4909.   70 Body Models of Big People for MRI Safety Assessment
Ingmar Graesslin1, Hanno Homann1, Holger Eggers1, Kay Nehrke1, Paul Harvey2, Cecilia Possanzini2, and Peter Börnert1
1Philips Research Laboratories, Hamburg, Germany, 2Philips Healthcare, Best, Netherlands

Estimating the specific absorption rate (SAR) is a challenge for parallel transmission MRI systems, because the SAR depends on subject- and coil-specific parameters. In this work, we present a novel approach to generate whole-body models for SAR simulations of very large subjects. The new concept uses 2D multi-station imaging with lateral virtual FOV enlargement and a water/fat separating imaging sequence. The main application area is the development of patient-specific body models for SAR assessment, which may enable improved SAR management and reduced scan time in parallel transmit MRI. This approach can be used for potential basic diagnostic applications using 2D and 3D imaging techniques.

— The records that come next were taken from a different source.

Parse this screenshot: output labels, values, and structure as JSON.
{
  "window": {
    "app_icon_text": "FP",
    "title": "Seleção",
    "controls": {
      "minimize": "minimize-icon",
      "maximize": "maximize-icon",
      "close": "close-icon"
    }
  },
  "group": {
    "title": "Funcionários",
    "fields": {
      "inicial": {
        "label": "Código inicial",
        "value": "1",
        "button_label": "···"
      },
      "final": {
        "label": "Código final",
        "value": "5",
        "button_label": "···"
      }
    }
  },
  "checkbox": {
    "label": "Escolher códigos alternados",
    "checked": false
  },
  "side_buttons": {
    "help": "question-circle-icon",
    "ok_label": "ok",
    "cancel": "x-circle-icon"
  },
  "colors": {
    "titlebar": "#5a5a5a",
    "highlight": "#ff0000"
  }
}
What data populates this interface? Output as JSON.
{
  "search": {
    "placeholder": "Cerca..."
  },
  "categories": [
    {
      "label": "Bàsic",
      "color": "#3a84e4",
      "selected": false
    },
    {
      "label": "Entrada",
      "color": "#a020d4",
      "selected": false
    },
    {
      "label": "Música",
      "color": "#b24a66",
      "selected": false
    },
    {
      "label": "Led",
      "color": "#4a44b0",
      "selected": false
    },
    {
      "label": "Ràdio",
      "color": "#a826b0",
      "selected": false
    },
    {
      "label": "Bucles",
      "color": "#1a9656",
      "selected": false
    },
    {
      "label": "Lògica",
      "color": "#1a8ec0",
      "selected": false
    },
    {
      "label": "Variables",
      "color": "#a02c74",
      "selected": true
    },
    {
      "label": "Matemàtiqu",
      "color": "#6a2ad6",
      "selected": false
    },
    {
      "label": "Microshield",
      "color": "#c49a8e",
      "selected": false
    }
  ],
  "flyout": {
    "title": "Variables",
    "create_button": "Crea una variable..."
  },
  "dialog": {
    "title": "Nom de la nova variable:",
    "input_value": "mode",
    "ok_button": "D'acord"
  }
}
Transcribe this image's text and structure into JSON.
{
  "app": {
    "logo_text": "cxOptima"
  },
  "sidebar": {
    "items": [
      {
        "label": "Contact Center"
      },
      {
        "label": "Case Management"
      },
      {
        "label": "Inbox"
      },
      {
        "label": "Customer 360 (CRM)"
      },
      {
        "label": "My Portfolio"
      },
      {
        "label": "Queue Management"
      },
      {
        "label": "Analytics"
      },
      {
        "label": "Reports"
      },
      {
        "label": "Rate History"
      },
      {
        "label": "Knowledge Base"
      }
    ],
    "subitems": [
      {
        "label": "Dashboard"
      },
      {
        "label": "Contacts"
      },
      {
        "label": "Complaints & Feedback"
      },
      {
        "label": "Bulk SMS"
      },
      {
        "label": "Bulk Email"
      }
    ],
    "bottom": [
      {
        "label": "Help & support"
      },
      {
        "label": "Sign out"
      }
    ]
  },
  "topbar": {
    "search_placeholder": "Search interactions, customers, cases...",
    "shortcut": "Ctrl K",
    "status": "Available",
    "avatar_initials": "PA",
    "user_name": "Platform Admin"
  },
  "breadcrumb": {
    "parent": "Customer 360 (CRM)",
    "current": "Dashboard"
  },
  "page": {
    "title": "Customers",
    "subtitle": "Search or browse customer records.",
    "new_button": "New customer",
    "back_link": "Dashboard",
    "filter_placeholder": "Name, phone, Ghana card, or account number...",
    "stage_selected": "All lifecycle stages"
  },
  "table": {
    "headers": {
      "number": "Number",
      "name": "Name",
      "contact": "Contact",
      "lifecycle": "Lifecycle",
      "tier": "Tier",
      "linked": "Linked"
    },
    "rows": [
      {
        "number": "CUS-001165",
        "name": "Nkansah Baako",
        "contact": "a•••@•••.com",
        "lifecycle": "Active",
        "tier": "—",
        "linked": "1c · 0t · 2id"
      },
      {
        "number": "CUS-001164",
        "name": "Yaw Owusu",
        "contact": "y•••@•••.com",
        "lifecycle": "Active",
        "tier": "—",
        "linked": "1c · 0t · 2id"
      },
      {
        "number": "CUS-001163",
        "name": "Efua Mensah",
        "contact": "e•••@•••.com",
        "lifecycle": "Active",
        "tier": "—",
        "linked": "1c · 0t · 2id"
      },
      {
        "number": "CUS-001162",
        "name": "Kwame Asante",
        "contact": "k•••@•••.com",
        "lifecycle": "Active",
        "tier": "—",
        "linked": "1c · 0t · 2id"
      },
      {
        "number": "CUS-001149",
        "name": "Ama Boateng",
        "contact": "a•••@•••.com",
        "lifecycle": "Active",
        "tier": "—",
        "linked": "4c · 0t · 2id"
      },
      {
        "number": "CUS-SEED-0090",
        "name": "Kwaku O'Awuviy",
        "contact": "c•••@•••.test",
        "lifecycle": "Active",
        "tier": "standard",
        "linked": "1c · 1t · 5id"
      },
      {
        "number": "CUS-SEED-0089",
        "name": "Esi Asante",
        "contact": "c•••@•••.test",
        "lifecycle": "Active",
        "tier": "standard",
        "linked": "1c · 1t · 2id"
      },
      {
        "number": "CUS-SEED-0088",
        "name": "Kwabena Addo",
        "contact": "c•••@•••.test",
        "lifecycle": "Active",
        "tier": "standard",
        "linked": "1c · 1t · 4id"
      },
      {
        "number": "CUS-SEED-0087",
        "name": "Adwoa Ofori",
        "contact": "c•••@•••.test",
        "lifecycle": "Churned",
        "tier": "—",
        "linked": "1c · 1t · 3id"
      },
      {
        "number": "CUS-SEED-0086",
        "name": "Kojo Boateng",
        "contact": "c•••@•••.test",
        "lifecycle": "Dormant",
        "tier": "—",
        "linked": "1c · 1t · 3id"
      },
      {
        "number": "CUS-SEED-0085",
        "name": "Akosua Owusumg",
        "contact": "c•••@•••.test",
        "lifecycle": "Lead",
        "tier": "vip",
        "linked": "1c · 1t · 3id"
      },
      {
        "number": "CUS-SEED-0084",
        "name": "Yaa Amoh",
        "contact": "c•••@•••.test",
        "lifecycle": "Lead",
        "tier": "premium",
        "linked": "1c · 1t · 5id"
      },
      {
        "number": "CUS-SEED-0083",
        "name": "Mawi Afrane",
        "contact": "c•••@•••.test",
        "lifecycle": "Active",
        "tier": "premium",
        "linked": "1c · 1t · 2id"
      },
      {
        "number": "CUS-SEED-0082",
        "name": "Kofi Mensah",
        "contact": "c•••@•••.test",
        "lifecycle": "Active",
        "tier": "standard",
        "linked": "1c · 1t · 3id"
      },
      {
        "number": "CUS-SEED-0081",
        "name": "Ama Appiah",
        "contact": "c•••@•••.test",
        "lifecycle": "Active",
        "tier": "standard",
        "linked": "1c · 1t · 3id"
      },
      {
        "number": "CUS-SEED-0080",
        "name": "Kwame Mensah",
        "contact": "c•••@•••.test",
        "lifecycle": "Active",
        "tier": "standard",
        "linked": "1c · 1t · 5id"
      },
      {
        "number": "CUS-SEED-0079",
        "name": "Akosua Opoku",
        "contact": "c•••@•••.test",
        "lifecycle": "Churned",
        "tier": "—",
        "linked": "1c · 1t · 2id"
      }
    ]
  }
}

4910.   71 Rapid, Direct Measurement of Bulk RF Power Deposition using Free Induction Decay Acquisitions
Leeor Alon1,2, Assaf Tal1,2, Giuseppe Carluccio1,2, Cem M. Deniz1,2, Karthik Lakshmanan1,2, Daniel K. Sodickson1,2, and Christopher C. Collins1,2
1Department of Radiology, Bernard and Irene Schwartz Center for Biomedical Imaging, New York University School of Medicine, New York, NY, United States, 2Sackler Institute of Graduate Biomedical Sciences, New York University School of Medicine, New York, NY, United States

Whole body and partial body RF power deposition is typically monitored by estimating the RF power delivered to the patient in the scanner. In practice however, some portion of the energy gets deposited in the transmit chain and coil electronics and different subjects couple to the coil differently so that the RF power deposited into the patient may be overestimated. In this work, we utilize a single excitation pulse and acquire a single FID before and after exposure to SAR to measure the RF thermal energy change. Results are shown for phantom and in-vivo heating experiments.